As a new member, please familiarize yourself with the swimming pool requirements and etiquette when sharing lanes. The aim is for everyone to have a productive, enjoyable and safe workout.
What equipment do you need?
- Essentials: swim suit, goggles, swimming cap, flip-flops and towel
- Training equipment: fins*, paddles, pull buoy, snorkel (*ask the coach to advise which type of fins to buy)
- Open water swims: open-water buoy (for visibility in the sea), wet suit (winter sea swimming and racing)
Each training contains exercises that may use paddles and fins or pull buoy. To keep up with the others in the lane you need to have the required equipment with you, or you will not be able to maintain the same speed.
All sessions include a warm up, the main set and a cool down. A warm up usually consists of 100m freestyle + 50m other style i.e. for a certain number of meters, i.e. 400-800m.
During the main set, a coach can give time-based exercises like swim 50m on 1 minute, or distance-based exercises like swim 25m fast + 25m easy for 400 meters, or 8 times 50m with 20 sec rest in between, or 4 sets of 200m using fins and paddles.
Cool down is usually any other style of swimming for 50-200m at the end of a session.
Which lane to swim in?
Enter the water only when a coach is present.
Lanes on the side of the pool are usually slower and in the middle are faster. If it is your first swim – please ask the coach to assign you to a lane. If it is not your first swim – you should know your speed and choose the lane compatible with your speed. Lanes may be shared with other clubs so if in doubt – ask the coach. Coach can move you to another lane at any point of time if necessary.
Circle Swim or splitting lanes?
If you are two in a lane, you may agree to split the lane, meaning one person on one side of the middle and the other on the other side. If you are more than two people, then circle swimming is the way to go: always swim on the right side of the lane. It is custom here to swim on the right, counter clockwise that is.
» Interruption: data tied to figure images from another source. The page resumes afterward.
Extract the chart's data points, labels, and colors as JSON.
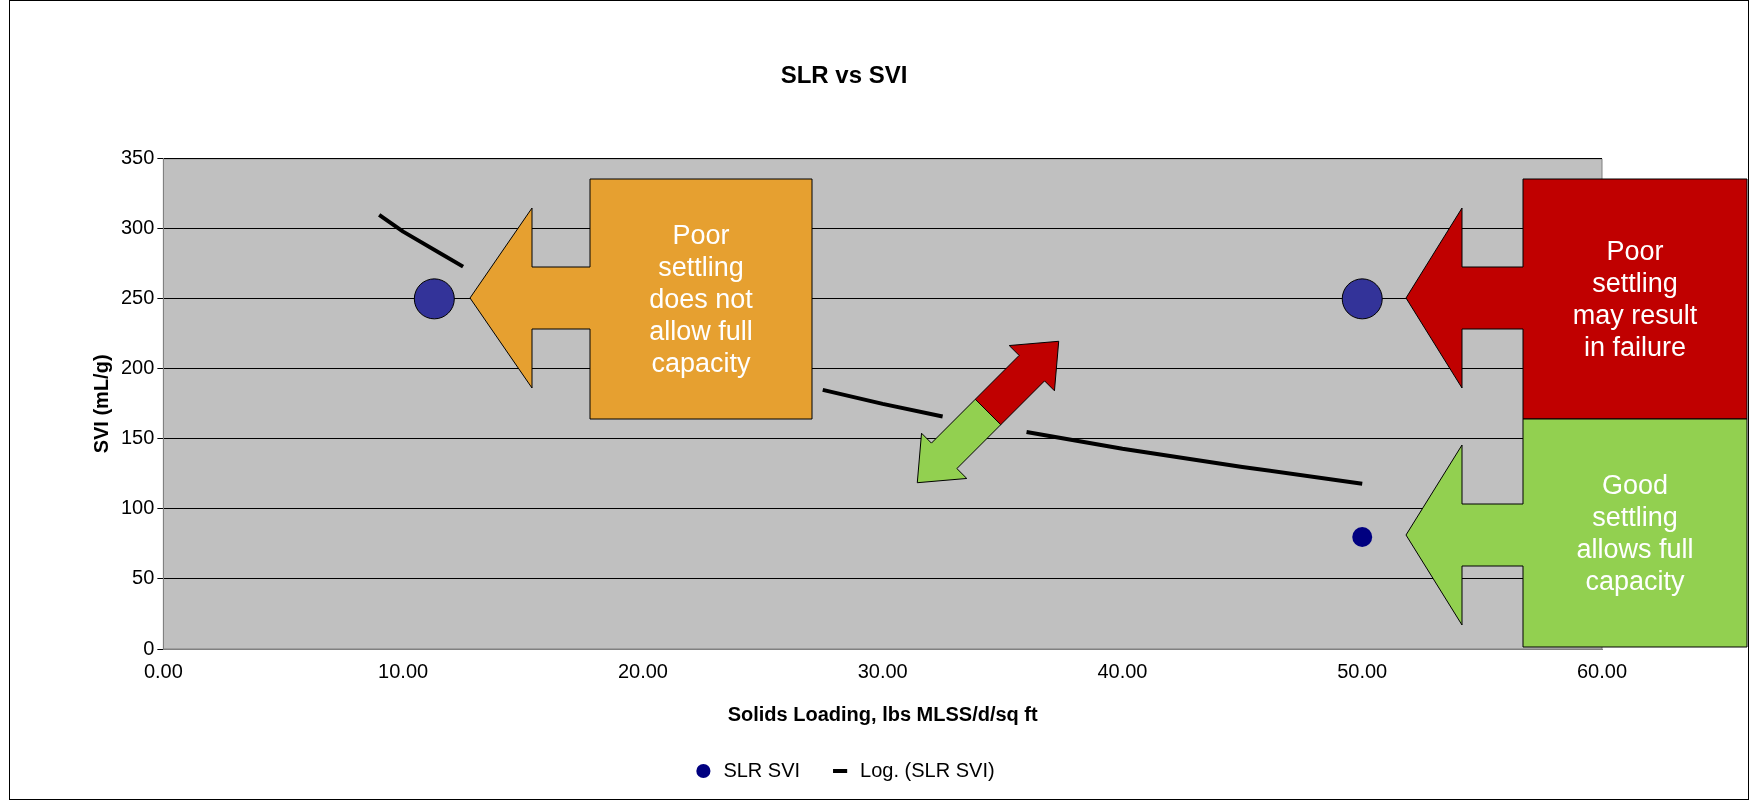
{
  "chart_data": {
    "type": "scatter",
    "title": "SLR vs SVI",
    "xlabel": "Solids Loading, lbs MLSS/d/sq ft",
    "ylabel": "SVI (mL/g)",
    "xlim": [
      0,
      60
    ],
    "xticks": [
      {
        "value": 0,
        "label": "0.00"
      },
      {
        "value": 10,
        "label": "10.00"
      },
      {
        "value": 20,
        "label": "20.00"
      },
      {
        "value": 30,
        "label": "30.00"
      },
      {
        "value": 40,
        "label": "40.00"
      },
      {
        "value": 50,
        "label": "50.00"
      },
      {
        "value": 60,
        "label": "60.00"
      }
    ],
    "ylim": [
      0,
      350
    ],
    "yticks": [
      0,
      50,
      100,
      150,
      200,
      250,
      300,
      350
    ],
    "grid": "y",
    "legend": "bottom",
    "marker": "circle",
    "series": [
      {
        "name": "SLR SVI",
        "color": "#000080",
        "x": [
          50
        ],
        "values": [
          80
        ]
      },
      {
        "color": "#333399",
        "x": [
          11.3,
          50
        ],
        "values": [
          250,
          250
        ]
      },
      {
        "name": "Log. (SLR SVI)",
        "type": "line",
        "color": "#000000",
        "marker": "none",
        "x": [
          9,
          10,
          12.5,
          15,
          20,
          25,
          27.5,
          30,
          32.5,
          35,
          36,
          40,
          45,
          50
        ],
        "values": [
          310,
          298,
          273,
          null,
          null,
          null,
          185,
          175,
          166,
          null,
          155,
          143,
          130,
          118
        ]
      }
    ],
    "annotations": [
      "Poor settling does not allow full capacity",
      "Poor settling may result in failure",
      "Good settling allows full capacity"
    ]
  }
}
If lanes are limited, a coach may split the lane into 2 directions. For example, 3 people start from one side of the lane and 3 from the other.
Speed and overtaking
When doing group exercises, i.e. 50m on 1 minute, the fastest swimmers leave the wall first, followed by slower swimmers.
When swimming long laps, i.e. 400m, the fastest swimmers will inevitably lap you and you need to make it as easy as possible:
If you are near the wall – stop and allow the faster swimmer to overtake you at a turn (best way).
If you are in the middle, squeeze to the right and slow down a little to allow the faster swimmer to overtake you as fast as possible, especially if there are other swimmers coming in the opposite direction (who could also be overtaking someone).
Avoid overtaking near the end of the lane and please be cautious when overtaking in the middle. Make sure you are aware of swimmers coming in the opposite direction and take necessary measures to avoid collisions or hand bumps.
Also, when you are behind someone, you are drafting. This means it is easier for you to swim than if you are ahead of the pack. So after overtaking the person in front, you will need more power to maintain the same speed or go faster. Make sure you have that power before you overtake, or they will be overtaking you again before the end of the lane!
Pausing, rests and in between sets
During a set, and when at the wall, move as much to the right side of the lane as possible (the side where you enter the water and push off from), and follow the sequence in which you started.
Avoid stopping in the middle of the lane. It is unexpected, unless required by exercise.
Use common sense
Be polite to your fellow swimmers, and don’t be afraid to tell another swimmer if you see them doing something potentially dangerous.
Of course, over and above anything, follow the instructions as they are given by the coach.
And most of all: enjoy your own training and support that of your fellow swimmers in the lane!
Coffee after morning swims
The last, but not the least, we usually go for coffee after morning swim sessions. It’s our chance to socialize and chat about life, upcoming races, training gadgets, nutrition. Make sure to come and hang out, as the day has already started in the best way possible – with a swim.